DynamoDB Parallel Scans
The typical DynamoDB scan operation processes data sequentially. For large tables, this can cause the scan operation to take a long time to complete. AWS DynamoDB provides a parallel scan operation that allows for multiple threads or workers to scan different sections or segments of a table simultaneously. This can improve scan performance.
The two key inputs to the parallel scan process are the number of threads or workers to use, and how much data each
worker should return. RazorSQL supports DynamoDB parallel scans using an SQL hint that is included with the select
query against the DynamoDB table. Below is an example. This page also has more information on the syntax:
https://razorsql.com/docs/dynamodb_sql_support.html
SQL Select Example:
select /*parallel:10:1000*/ name, id from employee where salary > 30000;
In the above query, the number of threads / workers to use for the scan is 10. The maximum number of rows to return for each thread/worker is 1000. When RazorSQL executes the above query, 10 different threads will scan the DynamoDB table simultaneously. Each thread will retrieve up to 1000 rows. Once all threads have retrieved their maximum number of rows or reached the end of their segment, the results will be returned to the user in the RazorSQL query results section.

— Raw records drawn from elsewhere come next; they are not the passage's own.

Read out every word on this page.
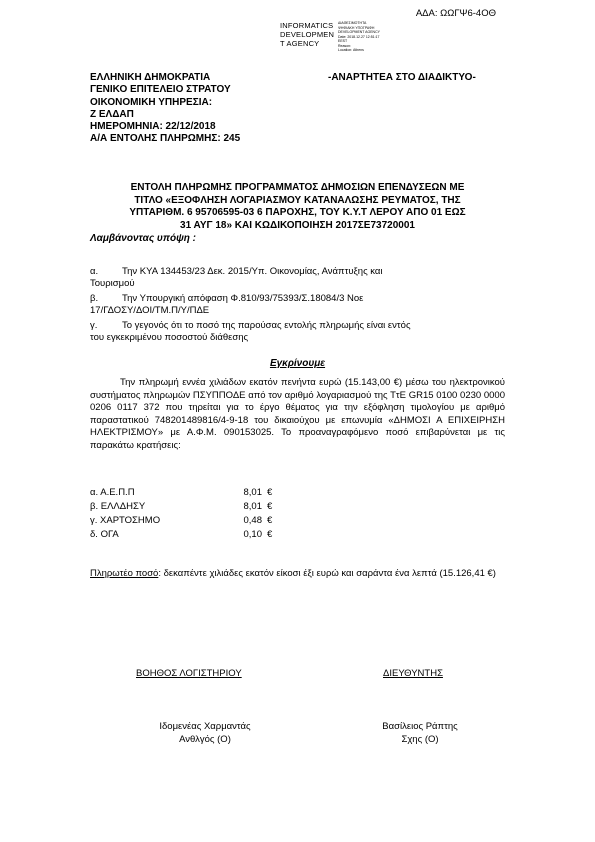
ΑΔΑ: ΩΩΓΨ6-4ΟΘ
INFORMATICS
DEVELOPMEN
T AGENCY
ΔΙΑΘΕΣΙΜΟΤΗΤΑ
ΨΗΦΙΑΚΗ ΥΠΟΓΡΑΦΗ
DEVELOPMENT AGENCY
Date: 2018.12.27 12:51:17
EEST
Reason:
Location: Athens
ΕΛΛΗΝΙΚΗ ΔΗΜΟΚΡΑΤΙΑ
ΓΕΝΙΚΟ ΕΠΙΤΕΛΕΙΟ ΣΤΡΑΤΟΥ
ΟΙΚΟΝΟΜΙΚΗ ΥΠΗΡΕΣΙΑ:
Ζ ΕΛΔΑΠ
ΗΜΕΡΟΜΗΝΙΑ: 22/12/2018
Α/Α ΕΝΤΟΛΗΣ ΠΛΗΡΩΜΗΣ: 245
-ΑΝΑΡΤΗΤΕΑ ΣΤΟ ΔΙΑΔΙΚΤΥΟ-
ΕΝΤΟΛΗ ΠΛΗΡΩΜΗΣ ΠΡΟΓΡΑΜΜΑΤΟΣ ΔΗΜΟΣΙΩΝ ΕΠΕΝΔΥΣΕΩΝ ΜΕ
ΤΙΤΛΟ «ΕΞΟΦΛΗΣΗ ΛΟΓΑΡΙΑΣΜΟΥ ΚΑΤΑΝΑΛΩΣΗΣ ΡΕΥΜΑΤΟΣ, ΤΗΣ
ΥΠΤΑΡΙΘΜ. 6 95706595-03 6 ΠΑΡΟΧΗΣ, ΤΟΥ Κ.Υ.Τ ΛΕΡΟΥ ΑΠΟ 01 ΕΩΣ
31 ΑΥΓ 18» ΚΑΙ ΚΩΔΙΚΟΠΟΙΗΣΗ 2017ΣΕ73720001
Λαμβάνοντας υπόψη :
α.	Την ΚΥΑ 134453/23 Δεκ. 2015/Υπ. Οικονομίας, Ανάπτυξης και
Τουρισμού
β.	Την Υπουργική απόφαση Φ.810/93/75393/Σ.18084/3 Νοε
17/ΓΔΟΣΥ/ΔΟΙ/ΤΜ.Π/Υ/ΠΔΕ
γ.	Το γεγονός ότι το ποσό της παρούσας εντολής πληρωμής είναι εντός
του εγκεκριμένου ποσοστού διάθεσης
Εγκρίνουμε
Την πληρωμή εννέα χιλιάδων εκατόν πενήντα ευρώ (15.143,00 €) μέσω του ηλεκτρονικού συστήματος πληρωμών ΠΣΥΠΠΟΔΕ από τον αριθμό λογαριασμού της ΤτΕ GR15 0100 0230 0000 0206 0117 372 που τηρείται για το έργο θέματος για την εξόφληση τιμολογίου με αριθμό παραστατικού 748201489816/4-9-18 του δικαιούχου με επωνυμία «ΔΗΜΟΣΙ Α ΕΠΙΧΕΙΡΗΣΗ ΗΛΕΚΤΡΙΣΜΟΥ» με Α.Φ.Μ. 090153025. Το προαναγραφόμενο ποσό επιβαρύνεται με τις παρακάτω κρατήσεις:
α. Α.Ε.Π.Π	8,01 €
β. ΕΛΛΔΗΣΥ	8,01 €
γ. ΧΑΡΤΟΣΗΜΟ	0,48 €
δ. ΟΓΑ	0,10 €
Πληρωτέο ποσό: δεκαπέντε χιλιάδες εκατόν είκοσι έξι ευρώ και σαράντα ένα λεπτά (15.126,41 €)
ΒΟΗΘΟΣ ΛΟΓΙΣΤΗΡΙΟΥ	ΔΙΕΥΘΥΝΤΗΣ
Ιδομενέας Χαρμαντάς
Ανθλγός (Ο)
Βασίλειος Ράπτης
Σχης (Ο)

As with all operations on the AWS platform, especially for databases like DynamoDB and SimpleDB, care should be taken with regards to how much provisioned throughput is made available for a table. Scans in general and parallel scans can max out provisioned throughput. If the provisioned throughput is too low, this can result in performance issues. If the provisioned throughput is too high, this can result in unexpected monetary charges from AWS.